2016 Kansas Democratic presidential caucuses
| Candidate | Bernie Sanders | Hillary Clinton |
| Home state | Vermont | New York |
| Delegate count | 23 | 10 |
| Popular vote | 26,637 | 12,593 |
| Percentage | 67.90% | 32.10% |
- Congressional district results Bernie Sanders

= 2016 Kansas Democratic presidential caucuses =

The 2016 Kansas Democratic presidential caucuses took place on March 5 in the U.S. state of Kansas as one of the Democratic Party's primaries ahead of the 2016 presidential election.

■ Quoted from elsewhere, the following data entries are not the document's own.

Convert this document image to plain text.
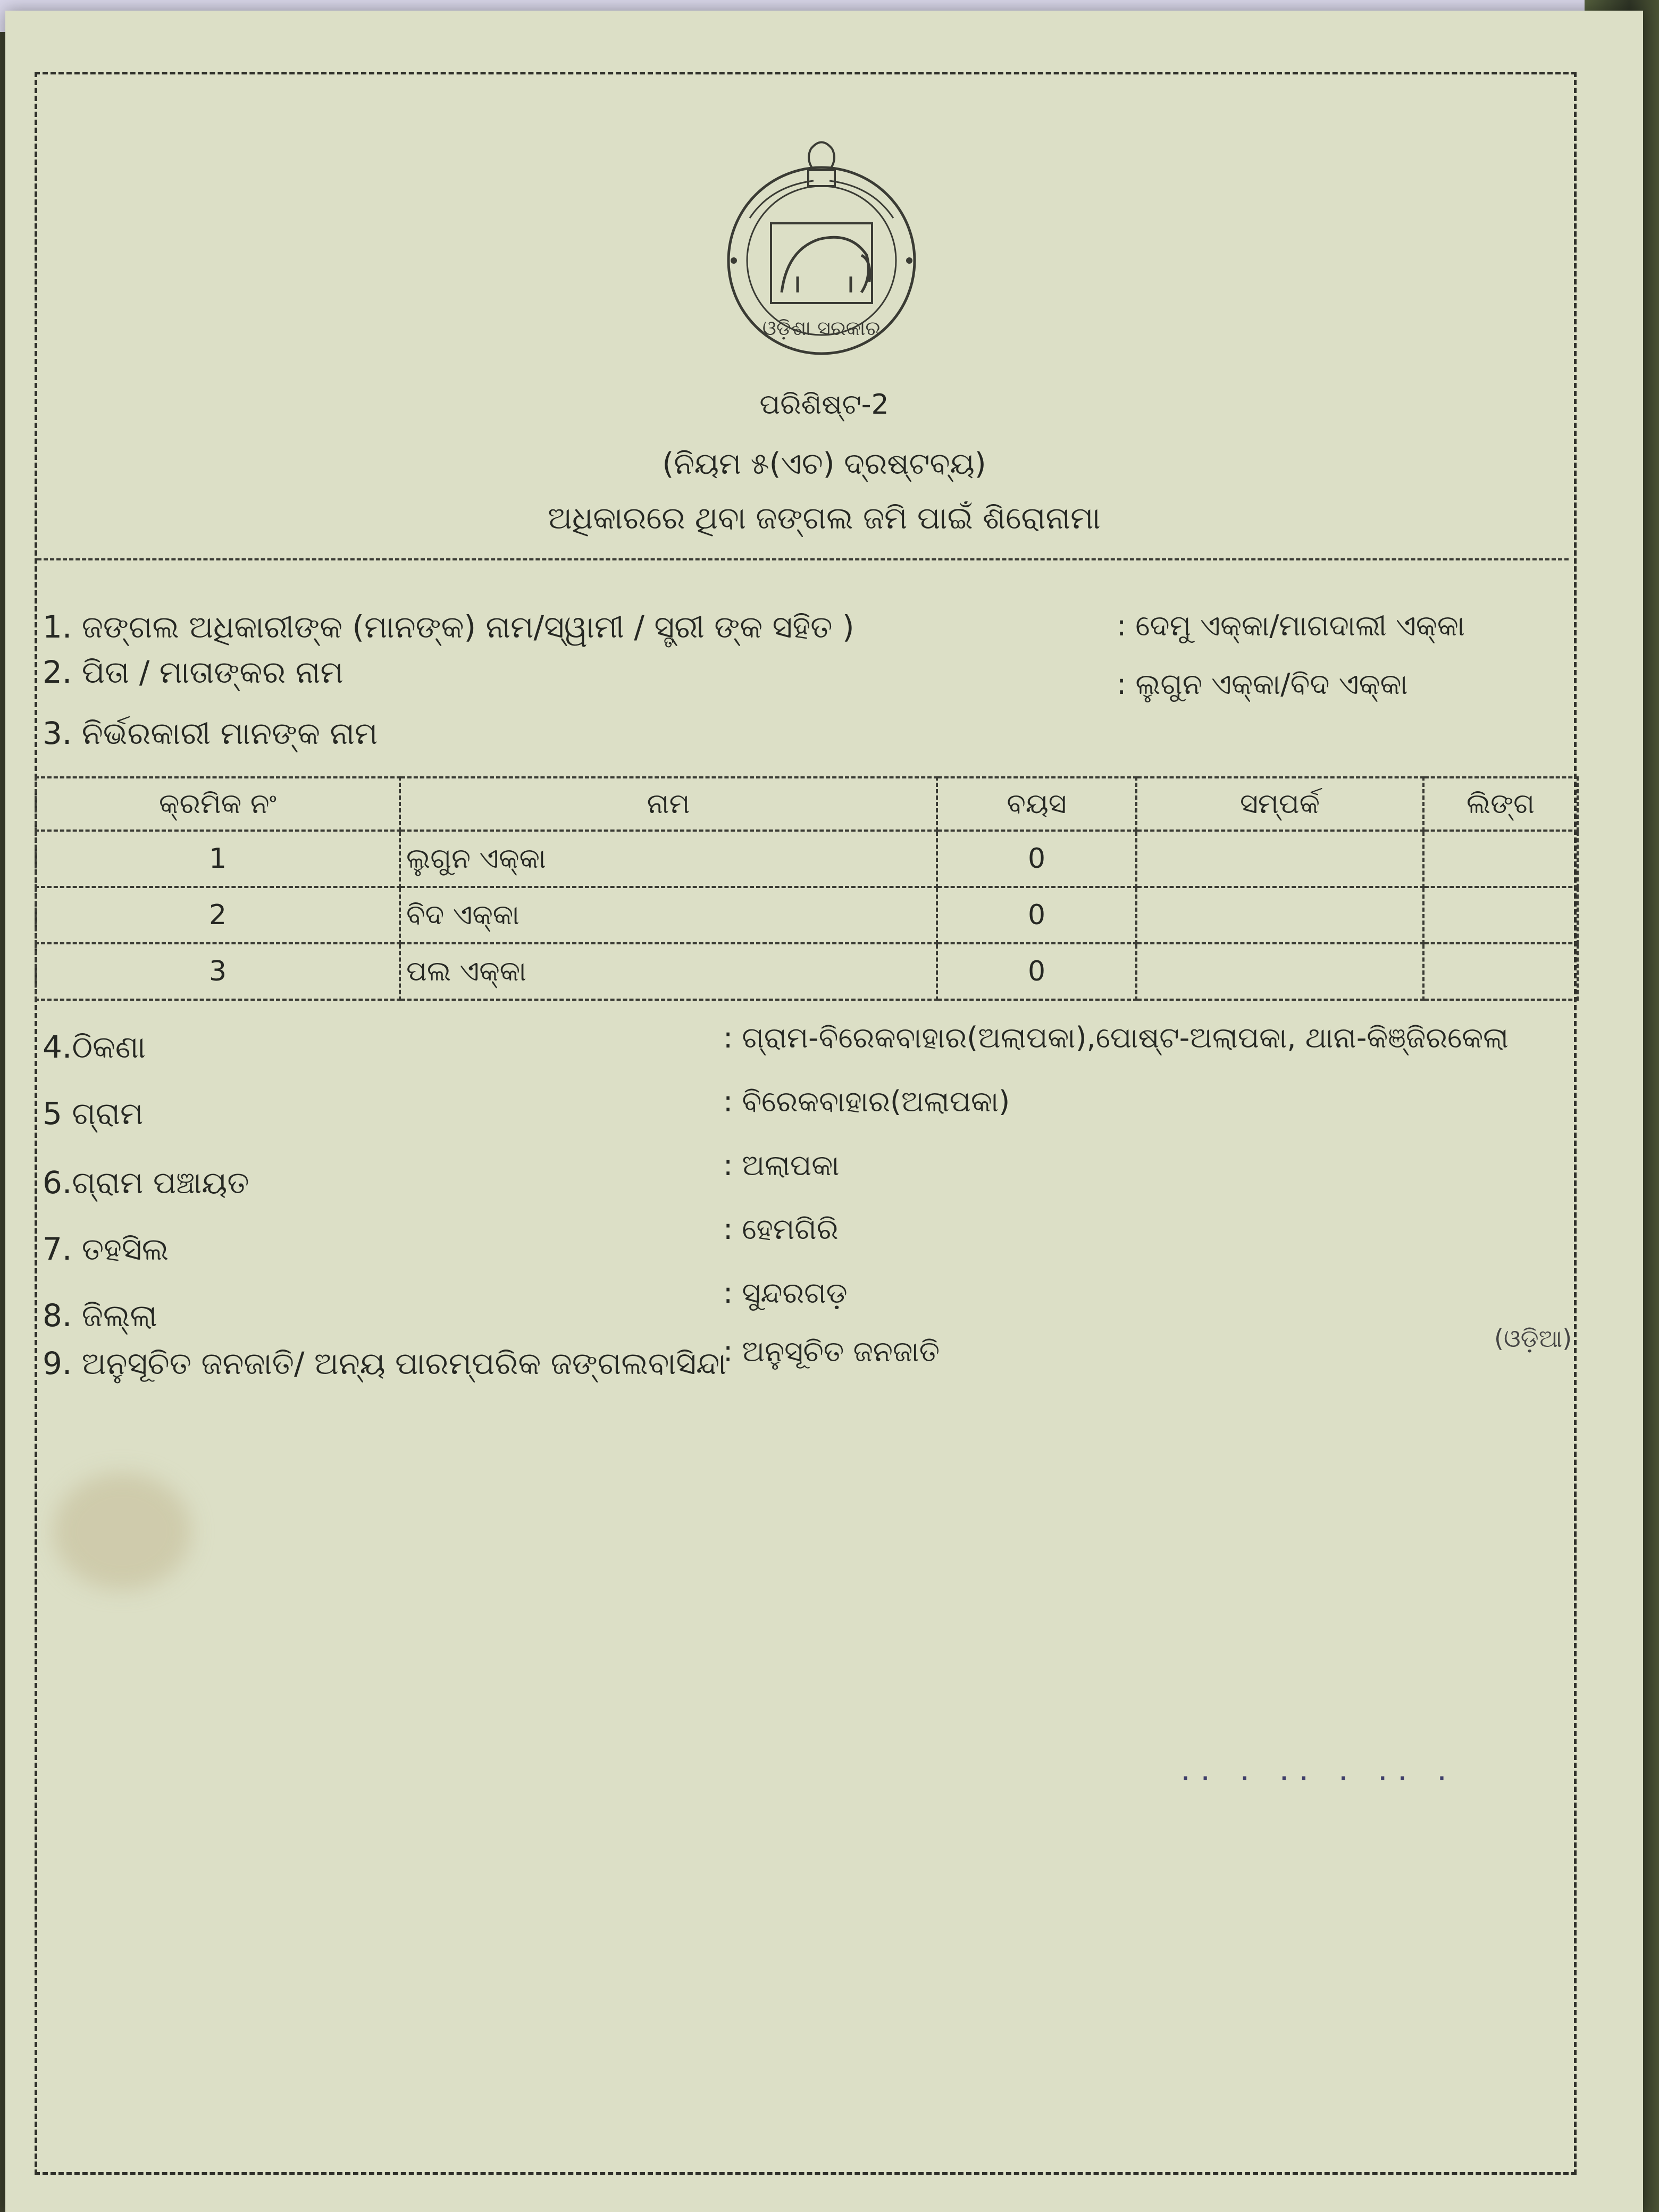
ଓଡ଼ିଶା ସରକାର
ପରିଶିଷ୍ଟ-2
(ନିୟମ ୫(ଏଚ) ଦ୍ରଷ୍ଟବ୍ୟ)
ଅଧିକାରରେ ଥିବା ଜଙ୍ଗଲ ଜମି ପାଇଁ ଶିରୋନାମା
1. ଜଙ୍ଗଲ ଅଧିକାରୀଙ୍କ (ମାନଙ୍କ) ନାମ/ସ୍ୱାମୀ / ସ୍ତ୍ରୀ ଙ୍କ ସହିତ )	: ଦେମୁ ଏକ୍କା/ମାଗଦାଲୀ ଏକ୍କା
2. ପିତା / ମାତାଙ୍କର ନାମ	: ଲୁଗୁନ ଏକ୍କା/ବିଦ ଏକ୍କା
3. ନିର୍ଭରକାରୀ ମାନଙ୍କ ନାମ
କ୍ରମିକ ନଂ	ନାମ	ବୟସ	ସମ୍ପର୍କ	ଲିଙ୍ଗ
1	ଲୁଗୁନ ଏକ୍କା	0		
2	ବିଦ ଏକ୍କା	0		
3	ପଲ ଏକ୍କା	0		
4.ଠିକଣା	: ଗ୍ରାମ-ବିରେକବାହାର(ଅଲାପକା),ପୋଷ୍ଟ-ଅଲାପକା, ଥାନା-କିଞ୍ଜିରକେଲା
5 ଗ୍ରାମ	: ବିରେକବାହାର(ଅଲାପକା)
6.ଗ୍ରାମ ପଞ୍ଚାୟତ	: ଅଲାପକା
7. ତହସିଲ
: ହେମଗିରି
8. ଜିଲ୍ଲା
: ସୁନ୍ଦରଗଡ଼
9. ଅନୁସୂଚିତ ଜନଜାତି/ ଅନ୍ୟ ପାରମ୍ପରିକ ଜଙ୍ଗଲବାସିନ୍ଦା
: ଅନୁସୂଚିତ ଜନଜାତି	(ଓଡ଼ିଆ)
·· · ·· · ·· ·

On the same day, Democratic primaries were held in Louisiana and in Nebraska, while the Republican Party held primaries in four states including their own Kansas caucuses.

==Opinion polling==

| Poll source | Date | 1st | 2nd | 3rd | Other |
|---|---|---|---|---|---|
| Caucus results | March 5, 2016 | Bernie Sanders 67.9% | Hillary Clinton 32.1% | Uncommitted 0.0% |  |
| Fort Hays State University Margin of error: ± 5.0 Sample size: 440 | February 19–26, 2016 | Hillary Clinton 33% | Bernie Sanders 23% |  | Undecided 44% |
| Suffolk University Margin of error: ± ? Sample size: 118 | September 27–30, 2014 | Hillary Clinton 62% | Elizabeth Warren 14% | Joe Biden 4% | Andrew Cuomo 4%, Martin O'Malley 1%, Other 2%, Undecided/Refused 14% |

==Results==

Kansas Democratic caucuses, March 5, 2016
| Candidate | District delegates |  | Estimated delegates |  |  |
| Count | Percentage | Pledged | Unpledged | Total |
| Bernie Sanders | 26,637 | 67.90% | 23 | 0 | 23 |
| Hillary Clinton | 12,593 | 32.10% | 10 | 4 | 14 |
| Uncommitted | —N/a |  | 0 | 0 | 0 |
| Total | 39,230 | 100% | 33 | 4 | 37 |
Source:

==Analysis==
As he did throughout most other states that held caucuses, as well as most farm belt and Great Plains states, Bernie Sanders defeated Hillary Clinton by a two-to-one margin in Kansas, one of the reddest states in the nation. Sanders ran up big margins in urban areas including Kansas City, Lawrence, Topeka, and Wichita, but also won in very rural areas. He won all four congressional districts in the state, never dipping below 60% of the vote. His worst showing was in Kansas's Third Congressional District which borders Missouri, where he received 62% of the vote.